Gel zaman git zaman...
Ayhan beyin oğlu Avrupa’daki eğitiminden döner ki, dinsiz olmuştur!
Ayyaştır.
Pavyon düşkünü, barlardan çıkmayan züppenin biri haline gelmiştir.
Kuran-ı Kerim okuyan yaşlı babaannesiyle alay eder, babasının bayram namazına gittiğini öğrenince namazla dalgasını geçer.
E işte söylemişlerdi sana, uyarmışlardı, al sana bilim, olacağı buydu.
Ayhan bey ağlar, babaanne ağlar, onların ağladığını görünce “bana dinimi öğretmediniz, beni siz dinsiz yaptınız” diye oğlan da ağlar iyi mi!
Ayhan bey perişan olur, pişmandır ama, henüz tam olarak ebesinin örekesini görmemiştir, bu kafayla daha görecekleri vardır.
Şak... Fabrikası işgal edilir.
Ekmek verdiği işçiler, sosyal adalet vaadiyle kandırılmış, grev ayaklarıyla fabrikayı yakıp yıkmış, Ayhan beyin malını mülkünü gaspetmiş, fabrikada ibadeti bile yasaklamışlardır.
İyi de... Kimin başının altından çıkmıştır bu işler?
Kimdir işçilerin zihnini bulandıran iblis?
Maalesef, Ayhan beyin bir zamanlar salya sümük yalvarmasına acıyarak işe aldığı, farkında olmadan koynunda beslediği yılandır.
Namuslu işçileri fıştıklayan, aklını çelen, herkes tarafından Müslüman ve Türk olarak bilinen o kişi, meğer Yahudi’dir!
Müslümanların kanına girmek için kimliğini değiştirmiş, aralarına sızmıştır.
Öylesine soysuzdur ki, ahaliyi mukaddesattan öylesine saptırır ki, zavallı Ayhan beyi linç ederek öldürürler.

*

Nedir bu derseniz?
Tiyatro.

*

İsmi, Mas Kom Yah.

*

Mason’un Mas’ı
Komünist’in Kom’u
Yahudi’nin Yah’ı

*

Süperzeki (!) bi isim yani.

*

Yöneten...
Recep Tayyip Erdoğan.
Başrol...
Gene Recep Tayyip Erdoğan.

*

Birlikte sahneledikleri arkadaşlarının anlattığına göre... Milli Selamet Partisi gençlik kollarındayken sahaflardan “Kızıl Pençe” diye bir kitap bulmuşlar, ismini “Mas Kom Yah” diye değiştirmişler.

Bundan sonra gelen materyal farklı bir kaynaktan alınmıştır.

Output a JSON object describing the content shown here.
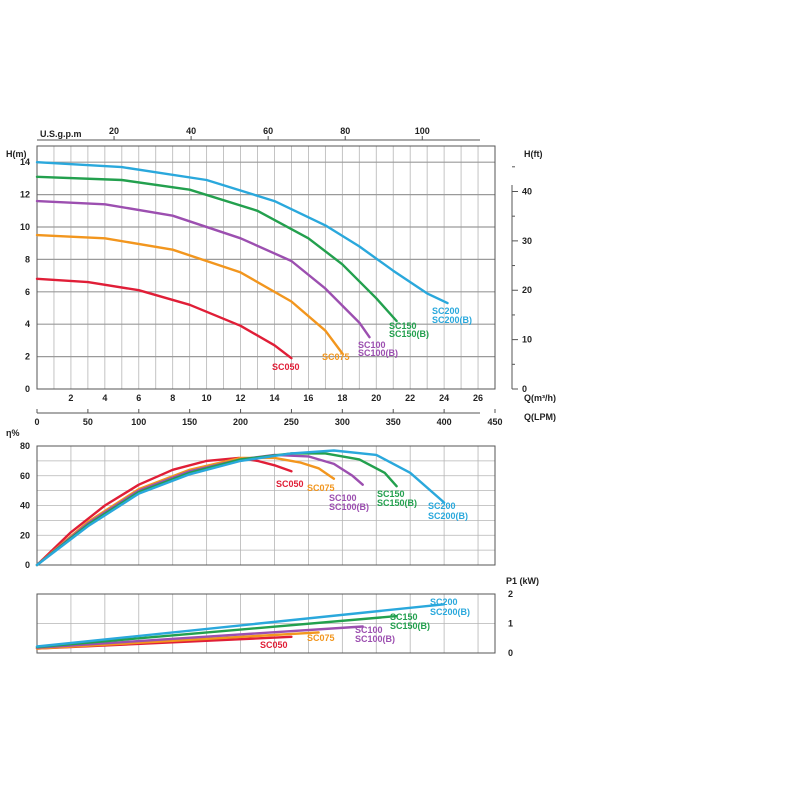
{
  "colors": {
    "SC050": "#e01e37",
    "SC075": "#f2961e",
    "SC100": "#9c4fb0",
    "SC150": "#23a04e",
    "SC200": "#2aa8dc"
  },
  "chart_data": [
    {
      "type": "line",
      "xlabel": "Q(m³/h)",
      "xlabel_lpm": "Q(LPM)",
      "xlabel_gpm": "U.S.g.p.m",
      "ylabel": "H(m)",
      "ylabel_right": "H(ft)",
      "xlim": [
        0,
        27
      ],
      "ylim": [
        0,
        15
      ],
      "x_ticks": [
        2,
        4,
        6,
        8,
        10,
        12,
        14,
        16,
        18,
        20,
        22,
        24,
        26
      ],
      "y_ticks": [
        0,
        2,
        4,
        6,
        8,
        10,
        12,
        14
      ],
      "y_ticks_ft": [
        0,
        10,
        20,
        30,
        40
      ],
      "lpm_ticks": [
        0,
        50,
        100,
        150,
        200,
        250,
        300,
        350,
        400,
        450
      ],
      "gpm_ticks": [
        20,
        40,
        60,
        80,
        100
      ],
      "series": [
        {
          "name": "SC050",
          "label": "SC050",
          "x": [
            0,
            3,
            6,
            9,
            12,
            14,
            15
          ],
          "y": [
            6.8,
            6.6,
            6.1,
            5.2,
            3.9,
            2.7,
            1.9
          ]
        },
        {
          "name": "SC075",
          "label": "SC075",
          "x": [
            0,
            4,
            8,
            12,
            15,
            17,
            18
          ],
          "y": [
            9.5,
            9.3,
            8.6,
            7.2,
            5.4,
            3.6,
            2.2
          ]
        },
        {
          "name": "SC100",
          "label": "SC100",
          "label2": "SC100(B)",
          "x": [
            0,
            4,
            8,
            12,
            15,
            17,
            19,
            19.6
          ],
          "y": [
            11.6,
            11.4,
            10.7,
            9.3,
            7.9,
            6.2,
            4.1,
            3.2
          ]
        },
        {
          "name": "SC150",
          "label": "SC150",
          "label2": "SC150(B)",
          "x": [
            0,
            5,
            9,
            13,
            16,
            18,
            20,
            21.2
          ],
          "y": [
            13.1,
            12.9,
            12.3,
            11,
            9.3,
            7.7,
            5.6,
            4.2
          ]
        },
        {
          "name": "SC200",
          "label": "SC200",
          "label2": "SC200(B)",
          "x": [
            0,
            5,
            10,
            14,
            17,
            19,
            21,
            23,
            24.2
          ],
          "y": [
            14,
            13.7,
            12.9,
            11.6,
            10.1,
            8.8,
            7.3,
            5.9,
            5.3
          ]
        }
      ]
    },
    {
      "type": "line",
      "ylabel": "η%",
      "ylim": [
        0,
        80
      ],
      "y_ticks": [
        0,
        20,
        40,
        60,
        80
      ],
      "series": [
        {
          "name": "SC050",
          "label": "SC050",
          "x": [
            0,
            2,
            4,
            6,
            8,
            10,
            11.9,
            13,
            14,
            15
          ],
          "y": [
            0,
            22,
            40,
            54,
            64,
            70,
            72,
            70,
            67,
            63
          ]
        },
        {
          "name": "SC075",
          "label": "SC075",
          "x": [
            0,
            3,
            6,
            9,
            12,
            14,
            15.5,
            16.6,
            17.5
          ],
          "y": [
            0,
            29,
            51,
            64,
            72,
            72,
            69,
            65,
            58
          ]
        },
        {
          "name": "SC100",
          "label": "SC100",
          "label2": "SC100(B)",
          "x": [
            0,
            3,
            6,
            9,
            12,
            14,
            16,
            17.5,
            18.6,
            19.2
          ],
          "y": [
            0,
            28,
            50,
            63,
            71,
            74,
            73,
            68,
            60,
            54
          ]
        },
        {
          "name": "SC150",
          "label": "SC150",
          "label2": "SC150(B)",
          "x": [
            0,
            3,
            6,
            9,
            12,
            15,
            17,
            19,
            20.5,
            21.2
          ],
          "y": [
            0,
            27,
            49,
            62,
            71,
            75,
            75,
            71,
            62,
            53
          ]
        },
        {
          "name": "SC200",
          "label": "SC200",
          "label2": "SC200(B)",
          "x": [
            0,
            3,
            6,
            9,
            12,
            15,
            17.5,
            20,
            22,
            24
          ],
          "y": [
            0,
            26,
            48,
            61,
            70,
            75,
            77,
            74,
            62,
            42
          ]
        }
      ]
    },
    {
      "type": "line",
      "ylabel": "P1 (kW)",
      "ylim": [
        0,
        2
      ],
      "y_ticks": [
        0,
        1,
        2
      ],
      "series": [
        {
          "name": "SC050",
          "label": "SC050",
          "x": [
            0,
            15
          ],
          "y": [
            0.15,
            0.55
          ]
        },
        {
          "name": "SC075",
          "label": "SC075",
          "x": [
            0,
            16.6
          ],
          "y": [
            0.15,
            0.7
          ]
        },
        {
          "name": "SC100",
          "label": "SC100",
          "label2": "SC100(B)",
          "x": [
            0,
            19.2
          ],
          "y": [
            0.18,
            0.9
          ]
        },
        {
          "name": "SC150",
          "label": "SC150",
          "label2": "SC150(B)",
          "x": [
            0,
            21.2
          ],
          "y": [
            0.2,
            1.25
          ]
        },
        {
          "name": "SC200",
          "label": "SC200",
          "label2": "SC200(B)",
          "x": [
            0,
            24
          ],
          "y": [
            0.22,
            1.65
          ]
        }
      ]
    }
  ]
}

Asrın liderimiz hem başrolü, Ayhan beyin oğlunu oynamış, hem de yönetmenliğini üstlenmiş.

*

Şekspir halt etmiş.

*

(Dört perdelik “Kızıl Pençe” piyesi 1969’da Çorum’da İmam Hatip Kitabevi tarafından basılmıştı. Mustafa Bayburtlu tarafından yazılmıştı, kendisi vaiz’di. İmam hatip mezunu olduğunu kitabın kapağına özellikle koydurmuştu. “Komünizmle ve Siyonizmle mücadele uğrunda can veren İslam mücahidlerine ithaf olunmuş”tu. “Dinini imanını unutmuş leş sürüleri, Lenin benzeri soysuz köpekler, Karl Marks benzeri kızıl salyalı itler, Moskof köpeklerinin küfür kokan ulumaları, komünist piçlerin yardakçısı sosyalist köpekler, asıl adı Mişon olan Yahudi bozması soysuz, bütün şer rejimler Yahudi icadıdır, geberene dek vurun kızıl soysuza, her olayın arkasında aydın geçinen üniversite hocaları bulunuyor” gibi humanist (!) replikler vardı. “Biz imanını bayrak yapmış müslümanlar olarak, ecdada saygıyı gericilik, Allah’a ibadeti yobazlık sayan üç buçuk zibidiye bu memleketi bırakmayacağız” gibi cümleler vardı. “İmanlı millet bir avuç veled-i zinanın esiri olamaz” deniyordu.)

*

Tiyatro dediğin işte böyle olur.
Sosyal içerikli.
Milli, manevi.
E hiç kadın oyuncu da yok.
Daha ne?
Bence tam meclis başkanı ismaile göre.